Insira uma extremidade de outra peça de 200 milímetros da tubulação de polietileno na tomada e submerse a outra extremidade em um béquer de resíduos. Pegue de um a dois mililitros da amostra de suspensão celular e centrífuga para pelotar as células. Remova o meio e levemente resuspenque as células em 500 microliters do buffer de rolamento.
Desconecte cuidadosamente o tubo das entradas e a saída e pipeta 40 microliters da suspensão celular na câmara de fluxo. Reconecte a tubulação como descrito anteriormente, garantindo que as bolhas não sejam introduzidas no canal de fluxo. Inicie o experimento de rolagem celular iniciando a bomba de seringa nas taxas de fluxo desejadas.
Observe o rolamento de células usando um microscópio de campo escuro com um objetivo de 10X. Uma vez que o experimento seja concluído, remova as células do canal infundindo o tampão de rolamento a 100 mililitros por hora até que a superfície esteja livre de células. Para a imagem das faixas locais por DNA-PAINT, adicione 40 microliters de fio imager DNA-PAINT preparado em buffer DNA-PAINT ao canal.
Realize microscopia de fluorescência de reflexão interna total utilizando as condições mencionadas no manuscrito do texto. Localize e torne as imagens de super resolução. Para fotografar as faixas longas por rotulagem permanente, adicione o fio imager permanente e incubar por 120 segundos no buffer T50M5.
Em seguida, lave o canal infundindo 200 microliters de tampão de lavagem. Grave uma imagem com o laser de excitação desligado para obter ruído de câmera de fundo. Imagem uma grande área em um padrão de grade pela microscopia TIRF.
Programe o microscópio para digitalizar a área de 400 por 50 imagens e divida os dados brutos em arquivos TIP individuais cada um contendo um máximo de 10.000 imagens usando o programa ImageJ. Achate todas as imagens usando o perfil de iluminação e use o plugin MIST para costurar as imagens. O resultado para a caracterização da bioconjugação da proteína G ssDNA mostrou que quase uma é uma razão de proteína G para ssDNA onde a proteína G Maleimide ssDNA e espectro tampão de eluição imidazol da base ortogonal para a montagem do espectro do produto de bioconjugação.

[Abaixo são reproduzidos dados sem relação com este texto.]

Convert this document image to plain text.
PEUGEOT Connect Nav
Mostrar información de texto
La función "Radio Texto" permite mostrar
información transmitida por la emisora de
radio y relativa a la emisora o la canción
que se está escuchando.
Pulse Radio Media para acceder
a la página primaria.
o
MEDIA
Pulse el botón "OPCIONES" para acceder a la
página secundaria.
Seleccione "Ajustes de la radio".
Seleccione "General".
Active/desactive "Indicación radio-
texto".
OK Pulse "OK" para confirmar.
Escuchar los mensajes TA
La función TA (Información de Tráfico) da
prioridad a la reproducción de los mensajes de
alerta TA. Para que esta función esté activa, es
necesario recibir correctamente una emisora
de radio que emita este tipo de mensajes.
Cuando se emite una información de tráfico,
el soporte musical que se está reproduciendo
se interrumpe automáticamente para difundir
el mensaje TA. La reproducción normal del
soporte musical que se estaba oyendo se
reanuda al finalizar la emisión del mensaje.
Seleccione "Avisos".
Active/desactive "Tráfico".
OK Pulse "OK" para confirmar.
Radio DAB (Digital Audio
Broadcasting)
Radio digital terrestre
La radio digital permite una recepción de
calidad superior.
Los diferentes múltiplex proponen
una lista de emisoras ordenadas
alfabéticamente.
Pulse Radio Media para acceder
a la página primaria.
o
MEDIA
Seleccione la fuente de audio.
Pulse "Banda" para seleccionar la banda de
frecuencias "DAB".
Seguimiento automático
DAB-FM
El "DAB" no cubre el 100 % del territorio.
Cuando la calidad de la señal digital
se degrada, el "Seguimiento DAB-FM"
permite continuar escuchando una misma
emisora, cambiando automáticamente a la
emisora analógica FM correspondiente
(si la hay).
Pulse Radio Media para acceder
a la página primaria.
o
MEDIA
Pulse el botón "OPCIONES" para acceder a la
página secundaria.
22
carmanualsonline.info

Native PAGE foi usado para confirmar a bioconjugação mostrando as bandas verdes brilhantes coincidindo com a banda de proteína monomérica G indicando conjugação bem sucedida e bom rendimento. O perfil de iluminação TIRF introduzido a partir de uma fibra de modo único é geralmente mais brilhante no meio do campo de visão e dimmer ao redor das bordas. Para compensar a iluminação desigual e achatar as imagens para análise quantitativa, o perfil de iluminação foi determinado pela média de milhares de quadros individuais.
As imagens achatadas foram produzidas subtraindo o ruído da câmera tanto de perfis brutos quanto de iluminação e, em seguida, normalizando pelo perfil de iluminação. A costura bruta mostrou padrões periódicos claros correspondentes às imagens não corrigidas, enquanto o mesmo campo de visão costurado a partir de imagens achatadas produziu um fundo plano. Um perfil de fluxo de rampa foi usado para determinar a amplitude de estresse da cisalhamento que resultou em rolagem celular e fluxo de fluorescência sob as quais uma pegada típica de adesão unicelular poderia ser vista.
Resultados subótimos e ótimos de trilhas fluorescentes com contraste insuficiente, densidade excessiva da faixa, densidade e contraste da pista ideais e difusão limitada e imagem DNA-PAINT são mostrados. O tempo de incubação superior a 60 minutos garante a funcionalização da superfície e a construção adequada da câmara impede a passagem de bolhas que danificam a superfície funcionalizada. Este procedimento é aplicável para análise quantitativa da força molecular envolvida na adesão ao rolamento e permite que os pesquisadores entendam o comportamento de rolagem dos diferentes tipos celulares.
Essa técnica permite que os pesquisadores explorem novas questões sobre eventos de adesão rápida que levem a um avanço da pesquisa de molécula única e mecanobiologia.